Now we share the new chapters in our lives. Our children are grown and our grandchildren are thriving. We go to the Toledo Museum of Art, attend lectures at the Franciscan Center at Lourdes college, go to movies and art events, and attend the Toledo International Film Festival (TIFF). We lived on Robinwood Avenue when we were young mothers, and enjoy going to the Old West End Festival. We share a great admiration for Pope Francis, the freshness of his views, his openness to others, his love of our planet and its people everywhere. "Who are we to judge," he reminded us, and we talk about the transcendent application of this wisdom. 

Teddy is also a keen observer of our political life, a passionate democrat and Democrat, informed and thoughtful.  When we approach the subject of the 2016 presidential campaign and the descent into demagoguery, so fraught with emotion, she says these thoughts cross her mind: "Deliver us from evil" from the Lord's Prayer, and "treason."    

"Treason?" I ask. Okay,  we are talking about the Republican frontrunner whose name we can't even say.
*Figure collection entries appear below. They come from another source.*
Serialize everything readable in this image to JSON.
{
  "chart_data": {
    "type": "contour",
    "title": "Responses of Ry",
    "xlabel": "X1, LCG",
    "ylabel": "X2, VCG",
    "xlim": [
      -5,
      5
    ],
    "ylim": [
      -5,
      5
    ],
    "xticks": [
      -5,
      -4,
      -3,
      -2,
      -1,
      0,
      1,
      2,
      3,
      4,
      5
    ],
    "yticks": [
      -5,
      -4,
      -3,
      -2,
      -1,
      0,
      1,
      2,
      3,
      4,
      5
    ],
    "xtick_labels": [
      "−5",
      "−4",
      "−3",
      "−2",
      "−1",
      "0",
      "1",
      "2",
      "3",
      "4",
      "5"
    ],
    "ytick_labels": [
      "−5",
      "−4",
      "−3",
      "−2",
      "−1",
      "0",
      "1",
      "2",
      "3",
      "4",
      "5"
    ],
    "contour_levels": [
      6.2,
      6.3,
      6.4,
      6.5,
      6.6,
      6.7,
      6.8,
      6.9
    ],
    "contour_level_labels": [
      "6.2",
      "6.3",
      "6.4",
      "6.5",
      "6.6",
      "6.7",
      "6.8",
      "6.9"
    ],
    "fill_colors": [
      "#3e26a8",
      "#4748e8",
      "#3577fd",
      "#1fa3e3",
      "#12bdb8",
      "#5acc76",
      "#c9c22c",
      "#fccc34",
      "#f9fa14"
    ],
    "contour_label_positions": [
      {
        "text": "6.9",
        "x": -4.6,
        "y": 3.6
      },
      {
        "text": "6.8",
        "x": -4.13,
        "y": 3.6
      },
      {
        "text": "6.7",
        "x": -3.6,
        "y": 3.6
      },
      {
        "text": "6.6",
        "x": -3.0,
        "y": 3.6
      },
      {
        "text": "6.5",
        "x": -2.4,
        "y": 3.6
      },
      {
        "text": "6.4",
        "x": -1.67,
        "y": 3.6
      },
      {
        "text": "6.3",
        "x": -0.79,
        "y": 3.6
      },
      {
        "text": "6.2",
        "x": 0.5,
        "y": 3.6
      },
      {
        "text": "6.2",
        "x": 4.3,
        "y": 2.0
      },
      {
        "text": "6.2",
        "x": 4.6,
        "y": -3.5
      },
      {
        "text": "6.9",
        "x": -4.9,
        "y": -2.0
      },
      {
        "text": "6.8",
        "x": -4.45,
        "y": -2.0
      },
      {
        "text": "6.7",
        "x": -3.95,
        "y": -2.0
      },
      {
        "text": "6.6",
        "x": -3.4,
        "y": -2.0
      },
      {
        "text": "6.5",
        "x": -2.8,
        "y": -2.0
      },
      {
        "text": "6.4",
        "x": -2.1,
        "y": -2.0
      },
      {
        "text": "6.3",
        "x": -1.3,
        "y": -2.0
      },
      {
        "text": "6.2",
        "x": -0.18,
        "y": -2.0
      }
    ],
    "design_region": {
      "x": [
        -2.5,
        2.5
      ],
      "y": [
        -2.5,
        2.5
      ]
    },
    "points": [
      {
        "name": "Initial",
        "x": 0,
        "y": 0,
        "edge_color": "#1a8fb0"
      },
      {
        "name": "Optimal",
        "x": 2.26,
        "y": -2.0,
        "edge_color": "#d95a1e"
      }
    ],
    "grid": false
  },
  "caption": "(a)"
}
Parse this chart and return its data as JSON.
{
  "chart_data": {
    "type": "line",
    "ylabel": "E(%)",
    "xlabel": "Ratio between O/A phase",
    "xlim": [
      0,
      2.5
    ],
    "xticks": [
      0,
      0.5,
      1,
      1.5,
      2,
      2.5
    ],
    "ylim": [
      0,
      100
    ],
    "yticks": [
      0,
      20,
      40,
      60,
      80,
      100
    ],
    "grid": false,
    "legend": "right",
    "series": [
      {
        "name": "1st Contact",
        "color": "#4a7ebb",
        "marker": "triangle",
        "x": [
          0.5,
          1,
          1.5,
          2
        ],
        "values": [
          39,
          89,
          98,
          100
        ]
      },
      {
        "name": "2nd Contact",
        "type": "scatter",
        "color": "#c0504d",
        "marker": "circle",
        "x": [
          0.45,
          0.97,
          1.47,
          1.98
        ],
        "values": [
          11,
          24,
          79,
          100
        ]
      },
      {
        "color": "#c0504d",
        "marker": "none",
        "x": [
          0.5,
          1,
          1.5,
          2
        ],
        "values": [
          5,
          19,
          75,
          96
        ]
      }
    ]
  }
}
"Yes, treason," Teddy answers.  "Because that ignominious egoist, cruel beyond belief, is betraying his country.  He is betraying the trust that we have in our leaders to defend America and to behave with dignity.  His name-calling, his impugning the character of people who are critics or that his fragile ego perceives as critics, is slanderous and treasonous."  

Wow, I think to myself. I think Teddy is on to something. There is something treasonous and blasphemous about the way he slanders the other candidates and people he doesn't like.  

"Maybe Trump should be arrested," I suggest.  Teddy lights up.  "Good idea, Fran!"  We're on the same page, even when we rant. Teddy keeps me on my toes. 

"I still have words in me," she says.  That's for sure! The wisdom of age, and of the ages.  A reminder that elder women have their own special ways of seeing the world, and lots of stories to tell.